There are limitations to our study. There is no gold standard for assessing the accuracy of classification decisions. Intraoperative classification could have served as a gold standard, but the fractures were not routinely assigned a classification during surgery. Brouwer and colleagues13 evaluated the diagnostic accuracy of CT (including 3-D CT) with intraoperative AO classification as a reference point and found improvement in intraobserver agreement but not interobserver agreement when describing fracture characteristics—and no significant effect on classification.
We used a single classification system, the one primarily used at our institution and by Dr. Itamura. There are many systems,7,12,14 all with their strengths and weaknesses, and no one system is used universally. Adding a system would have allowed us to compare results of more than one system. Our aim, however, was to keep our form simple for the sake of participation and completion of the viewings by each volunteer.
Only 2-D CT was used for this study, as 3-D images were not available for all patients. Although this is a potential weakness, it appears that, based on the study by Doornberg and colleagues,2 adding 3-D imaging resulted in only modest improvement in the reliability of classification and no significant improvement in agreement on treatment recommendation.

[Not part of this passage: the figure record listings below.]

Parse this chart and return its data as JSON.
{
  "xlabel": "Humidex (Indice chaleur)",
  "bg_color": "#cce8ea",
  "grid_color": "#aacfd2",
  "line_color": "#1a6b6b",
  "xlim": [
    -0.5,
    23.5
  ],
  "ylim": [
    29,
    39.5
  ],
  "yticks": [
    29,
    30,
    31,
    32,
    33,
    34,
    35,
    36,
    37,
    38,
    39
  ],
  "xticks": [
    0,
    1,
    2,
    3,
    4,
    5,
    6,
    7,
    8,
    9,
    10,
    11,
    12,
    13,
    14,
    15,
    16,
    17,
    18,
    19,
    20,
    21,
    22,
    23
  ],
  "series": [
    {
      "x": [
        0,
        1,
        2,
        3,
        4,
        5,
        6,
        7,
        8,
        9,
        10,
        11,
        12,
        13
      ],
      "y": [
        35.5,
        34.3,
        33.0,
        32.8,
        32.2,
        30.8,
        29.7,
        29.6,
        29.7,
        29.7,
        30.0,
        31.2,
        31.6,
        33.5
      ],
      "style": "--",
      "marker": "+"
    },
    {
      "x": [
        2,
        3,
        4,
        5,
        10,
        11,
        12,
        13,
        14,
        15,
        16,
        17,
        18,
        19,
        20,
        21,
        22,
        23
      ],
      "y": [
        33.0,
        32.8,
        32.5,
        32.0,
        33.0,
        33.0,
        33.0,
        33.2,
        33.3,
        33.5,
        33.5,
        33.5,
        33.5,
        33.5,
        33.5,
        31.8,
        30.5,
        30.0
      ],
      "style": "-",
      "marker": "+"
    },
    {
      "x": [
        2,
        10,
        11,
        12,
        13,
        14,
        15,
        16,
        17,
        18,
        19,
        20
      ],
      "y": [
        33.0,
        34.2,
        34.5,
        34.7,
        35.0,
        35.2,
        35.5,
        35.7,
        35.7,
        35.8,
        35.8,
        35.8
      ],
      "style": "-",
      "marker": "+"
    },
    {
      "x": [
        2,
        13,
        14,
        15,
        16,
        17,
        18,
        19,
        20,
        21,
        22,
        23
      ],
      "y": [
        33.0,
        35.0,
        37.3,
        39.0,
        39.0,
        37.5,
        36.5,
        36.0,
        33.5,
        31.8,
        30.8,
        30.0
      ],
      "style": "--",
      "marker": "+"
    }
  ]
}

In addition, our results were likely biased by the fact that 8 of the 9 evaluators were trained by Dr. Itamura, who very often uses a posterior approach with an olecranon osteotomy for internal fixation of distal humerus intra-articular fractures, as previously described.8,10 Therefore, selection of this treatment option may have been overestimated in this study. Nevertheless, after reviewing the literature, Ljungquist and colleagues15 wrote, “There do not seem to be superior functional results associated with any one surgical approach to the distal humerus.”
We did not give the evaluators an indication of patients’ activity demands (only age and sex), which may have been relevant when considering total elbow arthroplasty.
Last, performing another round of evaluations with only plain radiographs, before introducing CT, would have provided intraobserver reliability results on plain radiograph evaluation, which could have been compared with intraobserver reliability when CT was added. Again, this was excluded to encourage participation and create the least cumbersome evaluation experience possible, which was thought appropriate, as this information is already in the literature.
Conclusion
Adding CT changed classifications and treatment plans. Raters were more likely to change their classifications than their treatment plans. The addition of CT did not increase agreement between observers. Despite the added radiation and cost, we recommend performing CT for all intra-articular distal humerus fractures because it improves understanding of the fracture pattern and affects treatment planning, especially for fractures with a coronal shear component, which is often not appreciated on plain radiographs.